I guess there will have to be a lot of episcopal exorcisms in North America.
(2) On the other side of the Atlantic, Catholics are thinking for themselves as well. Three large polls carried out this year for the Westminster Faith Debates reveal a profile of British Catholics clearly adrift from Pope-Benedict-style Catholicism, and significant disparities between older and younger believers.
Only 36% of British Catholics surveyed say that they view the Catholic Church as a positive force in society. This is a very big shift. Even up to the early post Vatican Ii days, British Catholics were noted for their staunch support of a nineteenth century Roman Catholic ethos….
When those contemporary British Catholics, who take a negative view of their church, were asked their reasons, the answers that stand out are: it discriminates against women and gay people; the ongoing child abuse scandals; it is hypocritical; and because it is too morally conservative. A fascinating development, echoed of course in contemporary Ireland.
Overall, British Catholics have moved far from a Pope John Paul / Pope Benedict model of what it means to be a faithful Catholic. Note well. This does not mean, however, that most British Catholics have become secular, atheistic, or even non-Catholic – it means that they have become Catholic in a different way.
British Catholics today are much less likely to go to church every week and to think of themselves as “religious.” They are more likely to support the Catholic Church’s social teachings; but they are increasingly less likely to support traditional Roman Catholic natural-law-based teachings about sex, gender, and the traditional family.
British Catholics as a whole are now in favor of allowing same-sex marriage by a small margin and over half of British Catholics under 50 now say “same-sex marriage is right.” British Catholics are contemporary and critically-reflective believers. Interesting again, when asked where they look for guidance in living their lives and making moral decisions, over half of those interviewed said they rely on their own reason or their own judgement. Another fifth turn to family or friends. Only eight percent turn to the “tradition and teachings of the Church.” I think that is unfortunate, actually, because we Roman Catholics do have a rich tradition of Christian wisdom and belief.
Far from endorsing highly critical hierarchical remarks about mainstream “secular” culture (like US Bishop Paprocki), Growing numbers of Catholics in Britain actively embrace some aspects of its contemporary culture’s ethical progress, including its widening commitment to principles of human liberty and equality. Here I see a genuine resonance with Vatican II’s Gaudium et Spes.
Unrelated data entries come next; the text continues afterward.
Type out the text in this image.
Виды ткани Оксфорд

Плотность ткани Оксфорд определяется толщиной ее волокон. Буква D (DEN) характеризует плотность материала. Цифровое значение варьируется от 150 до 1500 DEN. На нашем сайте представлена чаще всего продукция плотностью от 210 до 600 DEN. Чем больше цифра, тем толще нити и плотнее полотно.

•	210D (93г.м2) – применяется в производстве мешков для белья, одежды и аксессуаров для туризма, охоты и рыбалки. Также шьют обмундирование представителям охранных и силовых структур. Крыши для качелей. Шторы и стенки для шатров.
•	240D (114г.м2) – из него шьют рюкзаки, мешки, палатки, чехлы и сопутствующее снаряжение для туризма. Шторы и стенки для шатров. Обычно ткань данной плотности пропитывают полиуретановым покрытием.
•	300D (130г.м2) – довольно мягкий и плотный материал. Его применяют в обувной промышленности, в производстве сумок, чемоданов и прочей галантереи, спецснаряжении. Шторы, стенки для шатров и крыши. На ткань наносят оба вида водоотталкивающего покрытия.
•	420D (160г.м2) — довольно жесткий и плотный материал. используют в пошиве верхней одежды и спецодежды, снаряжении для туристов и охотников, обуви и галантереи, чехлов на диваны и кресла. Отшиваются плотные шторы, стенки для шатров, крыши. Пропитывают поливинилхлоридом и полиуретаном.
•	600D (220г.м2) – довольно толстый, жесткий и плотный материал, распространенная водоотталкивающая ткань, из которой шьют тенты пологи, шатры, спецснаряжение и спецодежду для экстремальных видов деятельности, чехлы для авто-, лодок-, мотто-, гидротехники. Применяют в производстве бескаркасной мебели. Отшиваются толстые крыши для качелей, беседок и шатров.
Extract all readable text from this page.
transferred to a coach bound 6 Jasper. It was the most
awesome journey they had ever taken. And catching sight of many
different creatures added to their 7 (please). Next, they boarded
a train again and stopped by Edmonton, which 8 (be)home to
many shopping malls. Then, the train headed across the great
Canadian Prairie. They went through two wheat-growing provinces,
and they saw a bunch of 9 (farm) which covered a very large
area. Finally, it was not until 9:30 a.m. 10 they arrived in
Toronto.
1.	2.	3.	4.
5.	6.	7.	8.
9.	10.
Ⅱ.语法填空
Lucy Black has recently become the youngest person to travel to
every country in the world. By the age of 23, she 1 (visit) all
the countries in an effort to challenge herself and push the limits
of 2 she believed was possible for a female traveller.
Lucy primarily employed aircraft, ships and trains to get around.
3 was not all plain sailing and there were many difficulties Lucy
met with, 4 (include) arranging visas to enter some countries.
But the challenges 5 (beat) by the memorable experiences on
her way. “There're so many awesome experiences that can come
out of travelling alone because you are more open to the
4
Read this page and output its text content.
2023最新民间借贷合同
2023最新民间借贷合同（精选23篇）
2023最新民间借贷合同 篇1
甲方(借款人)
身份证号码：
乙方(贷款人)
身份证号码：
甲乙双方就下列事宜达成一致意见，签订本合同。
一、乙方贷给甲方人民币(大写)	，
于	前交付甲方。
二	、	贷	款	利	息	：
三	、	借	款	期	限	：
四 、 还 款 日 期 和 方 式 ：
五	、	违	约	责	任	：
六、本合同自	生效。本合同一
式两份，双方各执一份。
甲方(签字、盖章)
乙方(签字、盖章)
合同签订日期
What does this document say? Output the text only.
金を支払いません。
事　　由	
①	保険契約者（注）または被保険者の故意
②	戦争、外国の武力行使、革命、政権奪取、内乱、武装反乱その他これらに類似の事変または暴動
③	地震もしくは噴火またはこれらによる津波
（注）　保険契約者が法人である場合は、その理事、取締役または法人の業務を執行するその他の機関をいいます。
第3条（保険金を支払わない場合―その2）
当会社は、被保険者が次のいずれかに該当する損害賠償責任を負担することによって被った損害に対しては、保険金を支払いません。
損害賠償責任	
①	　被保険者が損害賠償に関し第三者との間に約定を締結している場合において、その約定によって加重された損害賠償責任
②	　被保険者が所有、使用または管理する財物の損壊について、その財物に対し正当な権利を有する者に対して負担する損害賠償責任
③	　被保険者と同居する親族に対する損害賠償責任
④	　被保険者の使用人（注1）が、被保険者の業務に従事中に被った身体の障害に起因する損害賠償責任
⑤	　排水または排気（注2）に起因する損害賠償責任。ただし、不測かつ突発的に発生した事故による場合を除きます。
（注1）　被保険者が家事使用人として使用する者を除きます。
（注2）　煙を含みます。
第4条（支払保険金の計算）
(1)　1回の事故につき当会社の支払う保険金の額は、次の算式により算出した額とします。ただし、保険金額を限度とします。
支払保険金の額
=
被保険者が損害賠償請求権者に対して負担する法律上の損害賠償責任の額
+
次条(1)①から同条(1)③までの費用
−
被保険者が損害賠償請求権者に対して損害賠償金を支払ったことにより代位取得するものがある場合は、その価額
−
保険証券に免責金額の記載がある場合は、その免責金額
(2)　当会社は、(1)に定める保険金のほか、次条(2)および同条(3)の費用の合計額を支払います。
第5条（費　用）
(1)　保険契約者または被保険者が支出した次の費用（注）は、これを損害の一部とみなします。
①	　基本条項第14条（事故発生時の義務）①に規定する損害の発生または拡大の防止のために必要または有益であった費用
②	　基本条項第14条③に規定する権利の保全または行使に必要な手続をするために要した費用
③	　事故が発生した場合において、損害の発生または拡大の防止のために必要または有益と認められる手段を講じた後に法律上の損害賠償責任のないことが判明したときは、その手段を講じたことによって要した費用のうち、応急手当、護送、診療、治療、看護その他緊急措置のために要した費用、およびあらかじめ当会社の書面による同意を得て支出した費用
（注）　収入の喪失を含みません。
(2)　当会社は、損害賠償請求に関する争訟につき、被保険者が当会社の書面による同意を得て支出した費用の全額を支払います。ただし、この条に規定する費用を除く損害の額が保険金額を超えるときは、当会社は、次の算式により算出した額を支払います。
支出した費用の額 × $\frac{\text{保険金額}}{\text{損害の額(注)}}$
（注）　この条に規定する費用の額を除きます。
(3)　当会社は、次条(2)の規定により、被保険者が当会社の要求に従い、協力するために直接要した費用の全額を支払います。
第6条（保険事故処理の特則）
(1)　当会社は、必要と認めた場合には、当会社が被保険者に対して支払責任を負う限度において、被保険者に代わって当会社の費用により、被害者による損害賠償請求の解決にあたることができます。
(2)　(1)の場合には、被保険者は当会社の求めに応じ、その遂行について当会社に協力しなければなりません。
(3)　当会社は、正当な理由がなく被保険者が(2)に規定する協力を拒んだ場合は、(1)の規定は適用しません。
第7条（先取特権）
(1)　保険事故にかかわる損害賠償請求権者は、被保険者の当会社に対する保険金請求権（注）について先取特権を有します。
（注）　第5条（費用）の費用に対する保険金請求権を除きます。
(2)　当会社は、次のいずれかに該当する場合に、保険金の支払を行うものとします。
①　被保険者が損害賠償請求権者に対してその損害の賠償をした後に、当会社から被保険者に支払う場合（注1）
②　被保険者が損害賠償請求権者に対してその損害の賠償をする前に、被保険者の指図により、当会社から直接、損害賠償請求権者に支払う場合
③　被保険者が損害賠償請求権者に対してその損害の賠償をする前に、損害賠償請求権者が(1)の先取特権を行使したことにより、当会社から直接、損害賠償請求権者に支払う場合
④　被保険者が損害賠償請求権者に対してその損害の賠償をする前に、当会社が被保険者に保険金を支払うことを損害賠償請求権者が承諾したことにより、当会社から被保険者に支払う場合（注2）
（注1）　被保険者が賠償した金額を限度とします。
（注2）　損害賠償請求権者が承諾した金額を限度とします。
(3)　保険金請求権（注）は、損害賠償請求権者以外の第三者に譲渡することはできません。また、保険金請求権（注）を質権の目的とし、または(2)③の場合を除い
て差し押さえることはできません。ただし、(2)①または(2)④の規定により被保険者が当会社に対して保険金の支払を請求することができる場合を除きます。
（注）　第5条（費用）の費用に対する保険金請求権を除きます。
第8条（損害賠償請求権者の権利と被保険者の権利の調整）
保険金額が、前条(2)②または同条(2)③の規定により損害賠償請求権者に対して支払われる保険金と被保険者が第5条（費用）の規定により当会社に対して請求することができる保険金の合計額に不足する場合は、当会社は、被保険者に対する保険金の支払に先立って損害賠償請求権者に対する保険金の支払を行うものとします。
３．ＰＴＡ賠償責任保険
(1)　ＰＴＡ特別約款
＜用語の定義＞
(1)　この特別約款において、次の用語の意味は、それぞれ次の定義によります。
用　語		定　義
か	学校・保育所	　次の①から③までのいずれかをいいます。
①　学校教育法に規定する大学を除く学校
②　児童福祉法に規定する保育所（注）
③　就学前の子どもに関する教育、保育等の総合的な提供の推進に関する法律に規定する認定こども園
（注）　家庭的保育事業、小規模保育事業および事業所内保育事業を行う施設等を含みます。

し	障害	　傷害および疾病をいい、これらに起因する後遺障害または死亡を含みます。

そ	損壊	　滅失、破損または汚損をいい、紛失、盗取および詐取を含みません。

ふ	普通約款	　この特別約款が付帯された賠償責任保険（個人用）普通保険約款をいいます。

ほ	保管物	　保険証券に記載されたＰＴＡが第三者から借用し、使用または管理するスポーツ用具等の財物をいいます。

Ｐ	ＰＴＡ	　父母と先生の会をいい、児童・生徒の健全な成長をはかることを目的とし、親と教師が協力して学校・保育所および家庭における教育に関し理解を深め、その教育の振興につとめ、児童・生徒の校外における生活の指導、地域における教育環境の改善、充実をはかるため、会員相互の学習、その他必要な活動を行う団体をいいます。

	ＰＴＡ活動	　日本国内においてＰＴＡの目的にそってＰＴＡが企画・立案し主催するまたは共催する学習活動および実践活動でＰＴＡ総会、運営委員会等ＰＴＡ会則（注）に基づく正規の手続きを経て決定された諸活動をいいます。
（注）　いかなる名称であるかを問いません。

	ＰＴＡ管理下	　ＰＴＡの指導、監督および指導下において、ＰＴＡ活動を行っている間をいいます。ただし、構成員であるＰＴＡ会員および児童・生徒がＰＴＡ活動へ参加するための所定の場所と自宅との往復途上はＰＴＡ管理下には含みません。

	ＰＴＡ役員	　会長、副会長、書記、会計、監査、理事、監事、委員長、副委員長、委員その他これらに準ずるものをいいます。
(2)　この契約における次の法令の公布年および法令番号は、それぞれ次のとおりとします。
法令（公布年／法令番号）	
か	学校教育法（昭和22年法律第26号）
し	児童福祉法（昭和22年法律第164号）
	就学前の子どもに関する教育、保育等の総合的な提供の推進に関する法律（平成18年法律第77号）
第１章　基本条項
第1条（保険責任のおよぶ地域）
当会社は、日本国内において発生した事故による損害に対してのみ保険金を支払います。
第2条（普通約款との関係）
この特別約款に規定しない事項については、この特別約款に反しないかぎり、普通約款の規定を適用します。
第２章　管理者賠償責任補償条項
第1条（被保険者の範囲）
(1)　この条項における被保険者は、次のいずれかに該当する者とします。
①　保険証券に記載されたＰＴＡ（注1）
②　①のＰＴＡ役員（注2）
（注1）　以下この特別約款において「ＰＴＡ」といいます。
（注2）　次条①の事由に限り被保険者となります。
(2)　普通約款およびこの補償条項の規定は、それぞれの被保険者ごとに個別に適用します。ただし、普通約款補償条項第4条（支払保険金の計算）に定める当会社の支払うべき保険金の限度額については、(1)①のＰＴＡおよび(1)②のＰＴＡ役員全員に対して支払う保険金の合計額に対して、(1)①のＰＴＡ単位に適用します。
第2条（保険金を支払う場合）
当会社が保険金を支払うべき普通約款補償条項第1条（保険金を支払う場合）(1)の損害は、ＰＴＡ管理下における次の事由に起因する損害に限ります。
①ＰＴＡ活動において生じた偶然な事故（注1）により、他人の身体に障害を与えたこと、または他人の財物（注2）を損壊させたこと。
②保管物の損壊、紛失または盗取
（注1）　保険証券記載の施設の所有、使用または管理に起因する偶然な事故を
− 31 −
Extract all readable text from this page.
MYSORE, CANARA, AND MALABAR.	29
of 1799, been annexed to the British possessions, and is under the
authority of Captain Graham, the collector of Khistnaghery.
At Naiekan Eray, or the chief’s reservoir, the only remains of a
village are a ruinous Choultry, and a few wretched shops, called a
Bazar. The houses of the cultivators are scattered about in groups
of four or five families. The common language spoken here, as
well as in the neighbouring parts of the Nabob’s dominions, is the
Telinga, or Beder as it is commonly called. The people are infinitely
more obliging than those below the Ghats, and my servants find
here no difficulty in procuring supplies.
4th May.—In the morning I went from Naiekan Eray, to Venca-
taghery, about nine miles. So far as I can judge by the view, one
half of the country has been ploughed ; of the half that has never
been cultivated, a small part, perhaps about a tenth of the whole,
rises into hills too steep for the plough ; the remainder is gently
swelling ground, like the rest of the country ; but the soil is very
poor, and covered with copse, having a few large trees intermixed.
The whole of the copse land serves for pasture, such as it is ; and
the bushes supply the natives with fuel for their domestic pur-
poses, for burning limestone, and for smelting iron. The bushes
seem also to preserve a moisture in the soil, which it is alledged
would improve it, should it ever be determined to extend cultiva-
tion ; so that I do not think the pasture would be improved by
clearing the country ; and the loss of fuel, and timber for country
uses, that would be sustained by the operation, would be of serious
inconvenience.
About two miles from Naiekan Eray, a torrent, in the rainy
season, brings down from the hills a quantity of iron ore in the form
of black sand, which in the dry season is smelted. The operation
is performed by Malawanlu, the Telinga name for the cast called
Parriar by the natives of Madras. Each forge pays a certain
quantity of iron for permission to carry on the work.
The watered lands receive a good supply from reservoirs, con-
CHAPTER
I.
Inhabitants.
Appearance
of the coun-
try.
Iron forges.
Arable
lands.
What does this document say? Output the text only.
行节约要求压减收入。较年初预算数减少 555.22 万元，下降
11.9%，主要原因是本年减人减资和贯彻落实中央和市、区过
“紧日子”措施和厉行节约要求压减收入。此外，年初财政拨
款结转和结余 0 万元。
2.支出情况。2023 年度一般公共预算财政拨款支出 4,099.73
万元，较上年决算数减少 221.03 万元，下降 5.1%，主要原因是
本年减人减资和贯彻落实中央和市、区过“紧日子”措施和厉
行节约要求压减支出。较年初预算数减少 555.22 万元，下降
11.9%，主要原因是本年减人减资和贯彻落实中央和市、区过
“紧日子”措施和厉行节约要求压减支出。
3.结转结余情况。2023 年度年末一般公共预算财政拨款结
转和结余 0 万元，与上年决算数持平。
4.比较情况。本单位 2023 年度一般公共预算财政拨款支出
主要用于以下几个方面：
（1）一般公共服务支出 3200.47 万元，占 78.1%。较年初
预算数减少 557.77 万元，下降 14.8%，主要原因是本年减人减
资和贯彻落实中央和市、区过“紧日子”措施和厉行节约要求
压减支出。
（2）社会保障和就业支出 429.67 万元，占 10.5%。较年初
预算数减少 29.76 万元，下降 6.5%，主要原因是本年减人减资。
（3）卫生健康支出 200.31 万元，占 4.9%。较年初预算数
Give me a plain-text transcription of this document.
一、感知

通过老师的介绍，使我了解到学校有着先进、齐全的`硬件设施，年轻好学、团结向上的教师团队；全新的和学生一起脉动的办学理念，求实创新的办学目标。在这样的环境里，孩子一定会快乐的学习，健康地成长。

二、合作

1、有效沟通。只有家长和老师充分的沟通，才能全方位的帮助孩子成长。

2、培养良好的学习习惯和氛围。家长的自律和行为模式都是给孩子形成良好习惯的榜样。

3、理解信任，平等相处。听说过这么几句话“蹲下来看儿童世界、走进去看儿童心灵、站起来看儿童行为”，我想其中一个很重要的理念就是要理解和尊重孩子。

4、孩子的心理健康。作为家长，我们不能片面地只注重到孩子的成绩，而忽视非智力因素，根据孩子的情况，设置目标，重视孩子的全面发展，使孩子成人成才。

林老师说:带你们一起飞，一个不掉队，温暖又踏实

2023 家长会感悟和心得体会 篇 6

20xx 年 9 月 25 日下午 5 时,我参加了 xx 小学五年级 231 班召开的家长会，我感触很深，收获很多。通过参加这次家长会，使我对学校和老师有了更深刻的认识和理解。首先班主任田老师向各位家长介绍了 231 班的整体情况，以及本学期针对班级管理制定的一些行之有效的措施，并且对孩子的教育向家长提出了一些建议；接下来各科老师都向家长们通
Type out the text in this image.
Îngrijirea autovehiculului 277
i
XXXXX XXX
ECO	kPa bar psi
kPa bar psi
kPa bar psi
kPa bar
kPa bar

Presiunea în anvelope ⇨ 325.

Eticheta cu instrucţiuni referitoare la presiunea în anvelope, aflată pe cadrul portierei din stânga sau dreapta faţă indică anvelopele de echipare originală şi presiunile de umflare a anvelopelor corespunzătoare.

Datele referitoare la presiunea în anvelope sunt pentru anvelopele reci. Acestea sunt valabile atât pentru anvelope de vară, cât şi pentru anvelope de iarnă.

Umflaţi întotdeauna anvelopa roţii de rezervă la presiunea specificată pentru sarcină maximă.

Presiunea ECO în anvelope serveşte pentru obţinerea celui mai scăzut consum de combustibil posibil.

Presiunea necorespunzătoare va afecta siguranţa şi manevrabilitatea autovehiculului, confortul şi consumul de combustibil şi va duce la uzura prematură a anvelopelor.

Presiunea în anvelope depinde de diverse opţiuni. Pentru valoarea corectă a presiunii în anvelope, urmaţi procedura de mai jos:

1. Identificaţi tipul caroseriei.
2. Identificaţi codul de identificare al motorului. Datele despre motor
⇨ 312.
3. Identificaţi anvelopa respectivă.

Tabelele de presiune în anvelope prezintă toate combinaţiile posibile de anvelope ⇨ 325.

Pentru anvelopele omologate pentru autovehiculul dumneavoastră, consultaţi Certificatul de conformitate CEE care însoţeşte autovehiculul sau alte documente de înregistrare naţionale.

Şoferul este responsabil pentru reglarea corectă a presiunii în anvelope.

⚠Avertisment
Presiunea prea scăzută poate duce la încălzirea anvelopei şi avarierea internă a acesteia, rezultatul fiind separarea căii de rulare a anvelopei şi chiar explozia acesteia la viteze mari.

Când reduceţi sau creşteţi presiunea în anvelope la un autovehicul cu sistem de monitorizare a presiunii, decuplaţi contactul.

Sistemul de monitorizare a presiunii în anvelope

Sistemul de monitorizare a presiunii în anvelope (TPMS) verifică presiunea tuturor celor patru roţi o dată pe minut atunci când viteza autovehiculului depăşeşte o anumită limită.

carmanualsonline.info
What does all this mean for the future? The Roman Catholic Institutional Church clock has moved far beyond the eleventh hour. On both sides of the Atlantic, the credibility gap between hierarchical leaders and the rest of the church is widening. The 2014 Synod on Family and Evangelization to Promote Episcopal Collegiality will have a lot of work to do.
And it will have to do a much better job of re-establishing the credibility of hierarchical leadership than did the most recent meeting of our National Conference of Catholic Bishops. Their most notable accomplishments appear to have been approving the drafting of a formal statement on pornography to be issued from the entire body of bishops; and approving five liturgical items presented by the Committee on Divine Worship.